Post-transcriptional regulation plays an important role in governing various processes in all organisms. The development of the early embryo of Drosophila melanogaster is governed solely by post-transcriptional mechanisms; therefore, further insights into post-transcriptional regulation can be gained by studying the Drosophila embryo.

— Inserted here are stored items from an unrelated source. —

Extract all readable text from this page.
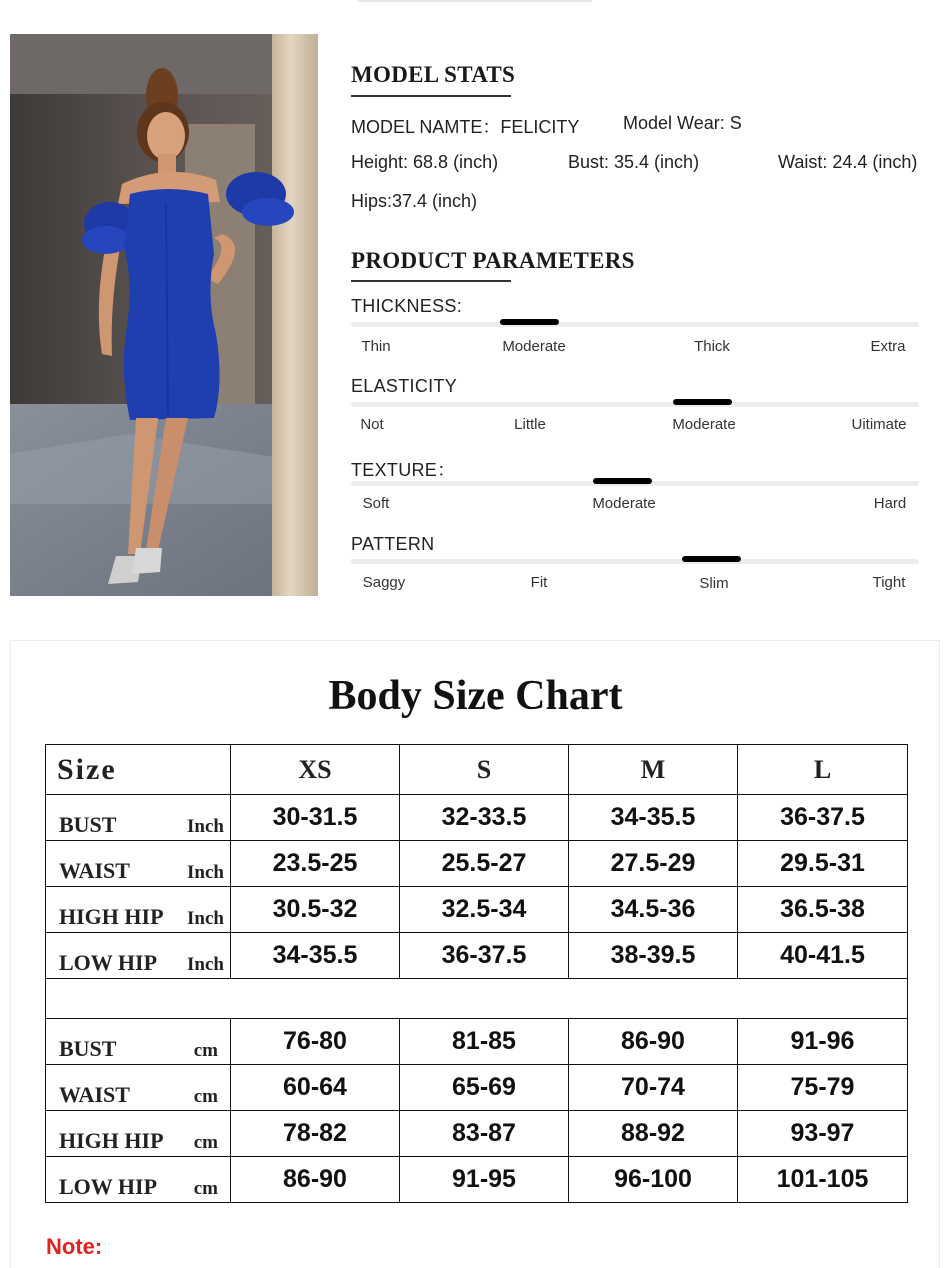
MODEL STATS
MODEL NAMTE：FELICITY Model Wear: S
Height: 68.8 (inch)	Bust: 35.4 (inch)	Waist: 24.4 (inch)
Hips:37.4 (inch)
PRODUCT PARAMETERS
THICKNESS:
Thin	Moderate	Thick	Extra
ELASTICITY
Not	Little	Moderate	Uitimate
TEXTURE：
Soft	Moderate	Hard
PATTERN
Saggy	Fit	Slim	Tight
Body Size Chart
Size	XS	S	M	L

BUST Inch	30-31.5	32-33.5	34-35.5	36-37.5

WAIST Inch	23.5-25	25.5-27	27.5-29	29.5-31

HIGH HIP Inch	30.5-32	32.5-34	34.5-36	36.5-38

LOW HIP Inch	34-35.5	36-37.5	38-39.5	40-41.5

BUST cm	76-80	81-85	86-90	91-96

WAIST cm	60-64	65-69	70-74	75-79

HIGH HIP cm	78-82	83-87	88-92	93-97

LOW HIP cm	86-90	91-95	96-100	101-105
Note:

This thesis addresses the actions of the translational repressor, Pumilio, in regulating two mRNAs during early embryogenesis. First, we examined the ability of Pumilio to regulate the mRNA stability of bicoid, a gene required for Drosophila head development. bicoid mRNA contains the canonical Pumilio recognition site, termed the Nanos response element (NRE), within the 3'UTR. Interestingly, we show that Pumilio binds to the NRE both in vitro and in vivo; however, no physiological significance is associated with this interaction. Furthermore, in pumilio mutant embryos bicoid mRNA stability and translation are unaltered, demonstrating that Pumilio does not regulate bicoid mRNA. Second, Pumilio has been shown to negatively regulate Cyclin B, the cyclin necessary for mitotic entry, in the somatic cytoplasm of the embryo and this repression is alleviated by the PNG Kinase complex through currently unidentified mechanisms. We further investigated the actions of Pumilio in regulating Cyclin B and discovered that the canonical partner of Pumilio, Nanos, is not involved in repressing somatic Cyclin B. Furthermore, we show that the 3'UTR of Cyclin B is not required for the regulation by Pumilio and the PNG Kinase complex. Lastly, through genetic analyses, we conclude that Pumilio may actually act upstream of the PNG Kinase complex to regulate Cyclin B.